Iraque e Coréia do Norte estão juntos na retórica de Bush, mas separados na estratégia dos Estados Unidos. O Iraque participa do subsistema do Golfo Pérsico e da geopolítica do petróleo. A Coréia do Norte, do subsistema do Extremo Oriente e do delicado equilíbrio entre a China e o Japão. O Iraque não tinha exército operacional. A Coréia do Norte tem – e, além disso, dispõe de mísseis de médio alcance e, talvez, de algumas ogivas nucleares. O Iraque pode ser ocupado.
A Coréia do Norte não, pois é vizinha da China.
Coréia do Norte e Coréia do Sul são frutos da Guerra Fria. A Coréia do Sul, Tigre Asiático, atingiu a condição de terceira economia do Extremo Oriente. A Coréia do Norte, ao contrário, é uma ruína econômica e direciona seus parcos recursos para o orçamento militar. Kim Jong Il, filho e sucessor de Kim Il Sung, que morreu em 1994, recebeu um país em crise terminal. Em 1995, a perda da safra agrícola resultou em pavorosa tragédia: calcula-se que mais de um milhão de camponeses tenham morrido de inanição.
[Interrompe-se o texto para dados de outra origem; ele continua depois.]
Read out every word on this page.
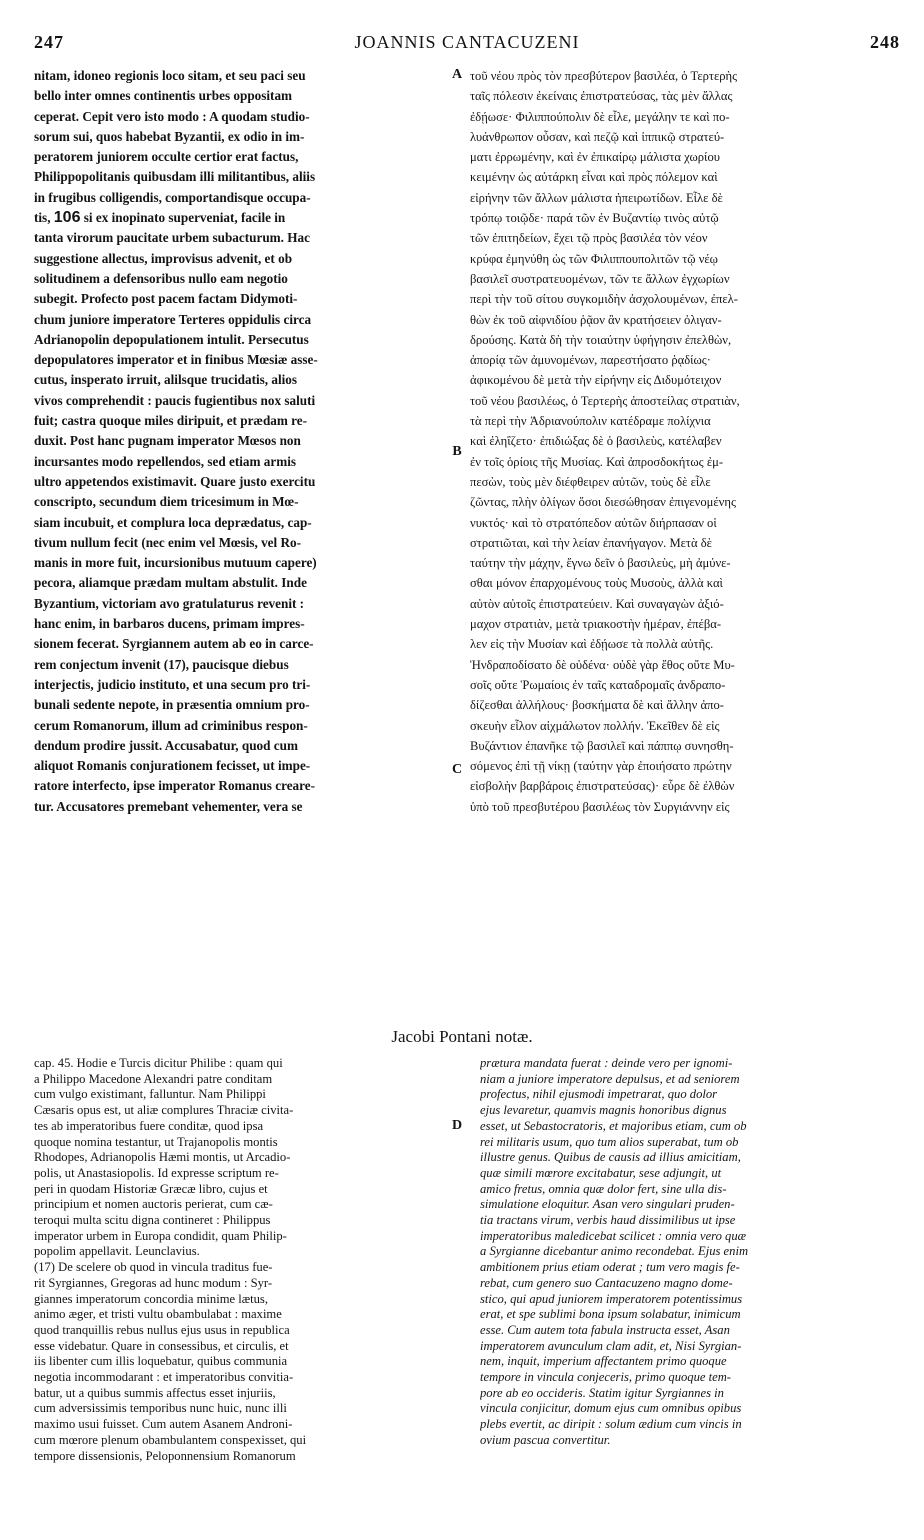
247	JOANNIS CANTACUZENI	248
nitam, idoneo regionis loco sitam, et seu paci seu
bello inter omnes continentis urbes oppositam
ceperat. Cepit vero isto modo : A quodam studio-
sorum sui, quos habebat Byzantii, ex odio in im-
peratorem juniorem occulte certior erat factus,
Philippopolitanis quibusdam illi militantibus, aliis
in frugibus colligendis, comportandisque occupa-
tis, 106 si ex inopinato superveniat, facile in
tanta virorum paucitate urbem subacturum. Hac
suggestione allectus, improvisus advenit, et ob
solitudinem a defensoribus nullo eam negotio
subegit. Profecto post pacem factam Didymoti-
chum juniore imperatore Terteres oppidulis circa
Adrianopolin depopulationem intulit. Persecutus
depopulatores imperator et in finibus Mœsiæ asse-
cutus, insperato irruit, alilsque trucidatis, alios
vivos comprehendit : paucis fugientibus nox saluti
fuit; castra quoque miles diripuit, et prædam re-
duxit. Post hanc pugnam imperator Mœsos non
incursantes modo repellendos, sed etiam armis
ultro appetendos existimavit. Quare justo exercitu
conscripto, secundum diem tricesimum in Mœ-
siam incubuit, et complura loca deprædatus, cap-
tivum nullum fecit (nec enim vel Mœsis, vel Ro-
manis in more fuit, incursionibus mutuum capere)
pecora, aliamque prædam multam abstulit. Inde
Byzantium, victoriam avo gratulaturus revenit :
hanc enim, in barbaros ducens, primam impres-
sionem fecerat. Syrgiannem autem ab eo in carce-
rem conjectum invenit (17), paucisque diebus
interjectis, judicio instituto, et una secum pro tri-
bunali sedente nepote, in præsentia omnium pro-
cerum Romanorum, illum ad criminibus respon-
dendum prodire jussit. Accusabatur, quod cum
aliquot Romanis conjurationem fecisset, ut impe-
ratore interfecto, ipse imperator Romanus creare-
tur. Accusatores premebant vehementer, vera se
A
B
C
τοῦ νέου πρὸς τὸν πρεσβύτερον βασιλέα, ὁ Τερτερὴς
ταῖς πόλεσιν ἐκείναις ἐπιστρατεύσας, τὰς μὲν ἄλλας
ἐδῄωσε· Φιλιππούπολιν δὲ εἷλε, μεγάλην τε καὶ πο-
λυάνθρωπον οὖσαν, καὶ πεζῷ καὶ ἱππικῷ στρατεύ-
ματι ἐρρωμένην, καὶ ἐν ἐπικαίρῳ μάλιστα χωρίου
κειμένην ὡς αὐτάρκη εἶναι καὶ πρὸς πόλεμον καὶ
εἰρήνην τῶν ἄλλων μάλιστα ἠπειρωτίδων. Εἷλε δὲ
τρόπῳ τοιῷδε· παρά τῶν ἐν Βυζαντίῳ τινὸς αὐτῷ
τῶν ἐπιτηδείων, ἔχει τῷ πρὸς βασιλέα τὸν νέον
κρύφα ἐμηνύθη ὡς τῶν Φιλιππουπολιτῶν τῷ νέῳ
βασιλεῖ συστρατευομένων, τῶν τε ἄλλων ἐγχωρίων
περὶ τὴν τοῦ σίτου συγκομιδὴν ἀσχολουμένων, ἐπελ-
θὼν ἐκ τοῦ αἰφνιδίου ῥᾷον ἂν κρατήσειεν ὀλιγαν-
δρούσης. Κατὰ δὴ τὴν τοιαύτην ὑφήγησιν ἐπελθὼν,
ἀπορίᾳ τῶν ἀμυνομένων, παρεστήσατο ῥᾳδίως·
ἀφικομένου δὲ μετὰ τὴν εἰρήνην εἰς Διδυμότειχον
τοῦ νέου βασιλέως, ὁ Τερτερὴς ἀποστείλας στρατιὰν,
τὰ περὶ τὴν Ἀδριανούπολιν κατέδραμε πολίχνια
καὶ ἐληΐζετο· ἐπιδιώξας δὲ ὁ βασιλεὺς, κατέλαβεν
ἐν τοῖς ὁρίοις τῆς Μυσίας. Καὶ ἀπροσδοκήτως ἐμ-
πεσὼν, τοὺς μὲν διέφθειρεν αὐτῶν, τοὺς δὲ εἷλε
ζῶντας, πλὴν ὀλίγων ὅσοι διεσώθησαν ἐπιγενομένης
νυκτός· καὶ τὸ στρατόπεδον αὐτῶν διήρπασαν οἱ
στρατιῶται, καὶ τὴν λείαν ἐπανήγαγον. Μετὰ δὲ
ταύτην τὴν μάχην, ἔγνω δεῖν ὁ βασιλεὺς, μὴ ἀμύνε-
σθαι μόνον ἐπαρχομένους τοὺς Μυσοὺς, ἀλλὰ καὶ
αὐτὸν αὐτοῖς ἐπιστρατεύειν. Καὶ συναγαγὼν ἀξιό-
μαχον στρατιὰν, μετὰ τριακοστὴν ἡμέραν, ἐπέβα-
λεν εἰς τὴν Μυσίαν καὶ ἐδῄωσε τὰ πολλὰ αὐτῆς.
Ἠνδραποδίσατο δὲ οὐδένα· οὐδὲ γὰρ ἔθος οὔτε Μυ-
σοῖς οὔτε Ῥωμαίοις ἐν ταῖς καταδρομαῖς ἀνδραπο-
δίζεσθαι ἀλλήλους· βοσκήματα δὲ καὶ ἄλλην ἀπο-
σκευὴν εἷλον αἰχμάλωτον πολλήν. Ἐκεῖθεν δὲ εἰς
Βυζάντιον ἐπανῆκε τῷ βασιλεῖ καὶ πάππῳ συνησθη-
σόμενος ἐπὶ τῇ νίκῃ (ταύτην γὰρ ἐποιήσατο πρώτην
εἰσβολὴν βαρβάροις ἐπιστρατεύσας)· εὗρε δὲ ἐλθὼν
ὑπὸ τοῦ πρεσβυτέρου βασιλέως τὸν Συργιάννην εἰς
Jacobi Pontani notæ.
cap. 45. Hodie e Turcis dicitur Philibe : quam qui
a Philippo Macedone Alexandri patre conditam
cum vulgo existimant, falluntur. Nam Philippi
Cæsaris opus est, ut aliæ complures Thraciæ civita-
tes ab imperatoribus fuere conditæ, quod ipsa
quoque nomina testantur, ut Trajanopolis montis
Rhodopes, Adrianopolis Hæmi montis, ut Arcadio-
polis, ut Anastasiopolis. Id expresse scriptum re-
peri in quodam Historiæ Græcæ libro, cujus et
principium et nomen auctoris perierat, cum cæ-
teroqui multa scitu digna contineret : Philippus
imperator urbem in Europa condidit, quam Philip-
popolim appellavit. Leunclavius.
(17) De scelere ob quod in vincula traditus fue-
rit Syrgiannes, Gregoras ad hunc modum : Syr-
giannes imperatorum concordia minime lætus,
animo æger, et tristi vultu obambulabat : maxime
quod tranquillis rebus nullus ejus usus in republica
esse videbatur. Quare in consessibus, et circulis, et
iis libenter cum illis loquebatur, quibus communia
negotia incommodarant : et imperatoribus convitia-
batur, ut a quibus summis affectus esset injuriis,
cum adversissimis temporibus nunc huic, nunc illi
maximo usui fuisset. Cum autem Asanem Androni-
cum mœrore plenum obambulantem conspexisset, qui
tempore dissensionis, Peloponnensium Romanorum
D
prætura mandata fuerat : deinde vero per ignomi-
niam a juniore imperatore depulsus, et ad seniorem
profectus, nihil ejusmodi impetrarat, quo dolor
ejus levaretur, quamvis magnis honoribus dignus
esset, ut Sebastocratoris, et majoribus etiam, cum ob
rei militaris usum, quo tum alios superabat, tum ob
illustre genus. Quibus de causis ad illius amicitiam,
quæ simili mœrore excitabatur, sese adjungit, ut
amico fretus, omnia quæ dolor fert, sine ulla dis-
simulatione eloquitur. Asan vero singulari pruden-
tia tractans virum, verbis haud dissimilibus ut ipse
imperatoribus maledicebat scilicet : omnia vero quæ
a Syrgianne dicebantur animo recondebat. Ejus enim
ambitionem prius etiam oderat ; tum vero magis fe-
rebat, cum genero suo Cantacuzeno magno dome-
stico, qui apud juniorem imperatorem potentissimus
erat, et spe sublimi bona ipsum solabatur, inimicum
esse. Cum autem tota fabula instructa esset, Asan
imperatorem avunculum clam adit, et, Nisi Syrgian-
nem, inquit, imperium affectantem primo quoque
tempore in vincula conjeceris, primo quoque tem-
pore ab eo occideris. Statim igitur Syrgiannes in
vincula conjicitur, domum ejus cum omnibus opibus
plebs evertit, ac diripit : solum ædium cum vincis in
ovium pascua convertitur.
O programa nuclear norte-coreano foi lançado com a clara finalidade política de assegurar a sobrevivência da ditadura de Kim Jong Il. Em troca do congelamento do programa, a Coréia do Norte conseguiu assistência financeira dos Estados Unidos e uma promissora distensão das relações com a Coréia do Sul, inaugurada no ano 2000. Washington e Seul engajavam-se na sustentação do moribundo regime comunista para evitar que o Japão fosse levado a reagir à nuclearização norte coreana desenvolvendo seu próprio programa nuclear.
A Doutrina Bush derrubou o castelo de cartas.
Desde o discurso do “eixo do mal”, no início de 2002, a Coréia do Norte retomou o desenvolvimento de mísseis de alcance intermediário e de ogivas nucleares.
Durante a ofensiva americana no Iraque, o regime norte-coreano anunciou publicamente seu programa nuclear e pediu negociações diretas com Washington. Kim Jong Il faz da assinatura de um tratado de não-agressão com os Estados Unidos a condição prévia para uma eventual desistência de suas ambições nucleares.
É uma aposta perigosa, mas sustentada por claro raciocínio estratégico. Coréia do Sul e Japão não podem conviver com uma Coréia do Norte nuclearizada. O Japão, gastando apenas pouco mais de 1% do PIB com as forças armadas, já exibe vultoso orçamento militar . O engajamento japonês numa corrida nuclear representaria ameaça direta à segurança da China e reativaria velhos temores na própria Coréia do Sul.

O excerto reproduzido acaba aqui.